Reports - quantitative assessment of SVs¶
svviz2 generates a number of useful statistics for each event and sample it analyzes. The resulting reports can easily be automatically parsed and analyzed by downstream applications. A separate report is generated for each event, with filename <event_id>.<coordinates>.report.tsv
. The report contains four columns:
- sample - which sample being analyzed, corresponding to an input bam file
- allele - the allele being reported; this is either alt, ref or amb; or empty in the case of a few overall descriptors such as genotype
- key - the name of the statistic
- value - the value of the statistic
A partial description of the different statistics generated follows:
count
- The simple count of reads supporting the given allele.
weighted_count
- The weighted count, where each read contributes mapq/40.0 to the sum (see weighted mapq). For example, a read supporting the alt allele with mapq 30 would contribute 30/40=0.75 to the weighted count.
GL_count
- The simple genotype likelihood.
GQ_count
- The simple genotype quality.
GT_count
- The genotype inferred from
GQ_count
GL_mapq
- The genotype likelihood treating the mapq as a simple probability. For example, a read supporting the alt allele with mapq 30 would be presumed to have derived from the alt allele with probability 99.9%
GQ_mapq
- The genotype quality treating mapq as a simple probability
GT_count
- The genotype inferred from
GQ_mapq
GL_weighted
- The genotype likelihood using the proportional weighted mapq/40 value treated as a probability (see here for more info)
GQ_weighted
- The corresponding genotype quality using the proportional weighted mapq
GT_weighted
- The genotype inferred from
GQ_weighted
<locus>_n_mismatch_low
- The number of putative SNPs in the region of the breakpoint; high mismatch values suggest the variant is in a segmental duplication. This is inferred by looking at each position upstream or downstream 100 bp of the breakpoints, as well as the regions between breakpoints, then identifying positions where at least 20% of reads show a specific mismatch to the reference.
<locus>_n_mismatch_high
- The number of putative SNPs in the region of the breakpoint; high mismatch values suggest the variant is in a segmental duplication. This is similar to
*_n_mismatch_low
, except 80% of reads at a given position must show a specific mismatch to the reference to count as a putative SNP. <locus>_n_indel_low
- The number of putative insertion/deletions near the breakpoints. 20% of reads must support an indel at a given position to be counted as an indel.
<locus>_n_indel_high
- The number of putative insertion/deletions near the breakpoints. 80% of reads must support an indel at a given position to be counted as an indel.
<locus>_n_total
- The number of positions assessed for SNPs and indels
overlap_<allele>:<coordinate>
- The mean number of bases that reads extend across the breakpoint at <coordinate> supporting <allele>. For example, a 50bp read with 46bp to the left of the breakpoint and 4bp to the right of the breakpoint would be considered to extend 4bp (the lesser of 46 and 4). In general, a low number here indicates most reads don’t extend particularly far into the SV, suggesting these reads are either mismapping or the sequence or coordinates of the SV are incorrect.

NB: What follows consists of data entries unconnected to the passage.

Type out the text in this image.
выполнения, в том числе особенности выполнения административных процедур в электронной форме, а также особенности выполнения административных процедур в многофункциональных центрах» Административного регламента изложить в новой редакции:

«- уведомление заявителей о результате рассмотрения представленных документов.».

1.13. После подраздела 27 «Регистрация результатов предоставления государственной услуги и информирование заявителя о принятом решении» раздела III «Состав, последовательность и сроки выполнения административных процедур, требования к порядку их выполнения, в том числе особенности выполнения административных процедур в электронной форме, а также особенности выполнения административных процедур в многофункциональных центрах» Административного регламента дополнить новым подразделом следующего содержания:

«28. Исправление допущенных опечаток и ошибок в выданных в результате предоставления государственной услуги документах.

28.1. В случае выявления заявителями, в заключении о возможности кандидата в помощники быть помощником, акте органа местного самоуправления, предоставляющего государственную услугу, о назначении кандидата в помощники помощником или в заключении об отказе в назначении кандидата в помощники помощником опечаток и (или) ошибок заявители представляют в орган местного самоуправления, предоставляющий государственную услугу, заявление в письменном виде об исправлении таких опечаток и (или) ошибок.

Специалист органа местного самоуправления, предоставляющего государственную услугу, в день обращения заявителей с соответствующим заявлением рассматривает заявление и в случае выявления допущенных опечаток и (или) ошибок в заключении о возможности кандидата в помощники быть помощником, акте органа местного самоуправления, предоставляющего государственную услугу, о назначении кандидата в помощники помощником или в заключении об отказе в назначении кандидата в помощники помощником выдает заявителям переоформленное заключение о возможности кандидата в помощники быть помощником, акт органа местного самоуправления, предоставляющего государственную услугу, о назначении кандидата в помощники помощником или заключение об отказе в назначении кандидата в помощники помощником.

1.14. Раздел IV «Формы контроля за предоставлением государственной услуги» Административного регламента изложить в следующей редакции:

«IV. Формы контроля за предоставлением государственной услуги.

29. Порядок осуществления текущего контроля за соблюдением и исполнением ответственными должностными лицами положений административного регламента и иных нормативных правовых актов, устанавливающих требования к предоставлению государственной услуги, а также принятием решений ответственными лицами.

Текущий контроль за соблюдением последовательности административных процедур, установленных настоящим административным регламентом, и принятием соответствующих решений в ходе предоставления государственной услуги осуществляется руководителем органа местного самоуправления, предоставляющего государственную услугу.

extension_<allele>:<coord>
- The mean number of bases that reads extend to the right of the breakpoint at <coord>. This is similar to the overlap_* statistic above, except we’re no longer taking the lesser of 46 and 4; we just take the second value.
count_<allele>.<coord>_seq
- The number of reads whose sequence spans the breakpoint at <coord>.
count_<allele>.<coord>_pair
- The number of reads whose mate pairs span the breakpoint at <coord>. Typically, true events should have both
*_seq
and*_pair
counts in paired-end datasets, although complex sequence patterns surrounding the breakpoints may mean this isn’t always true.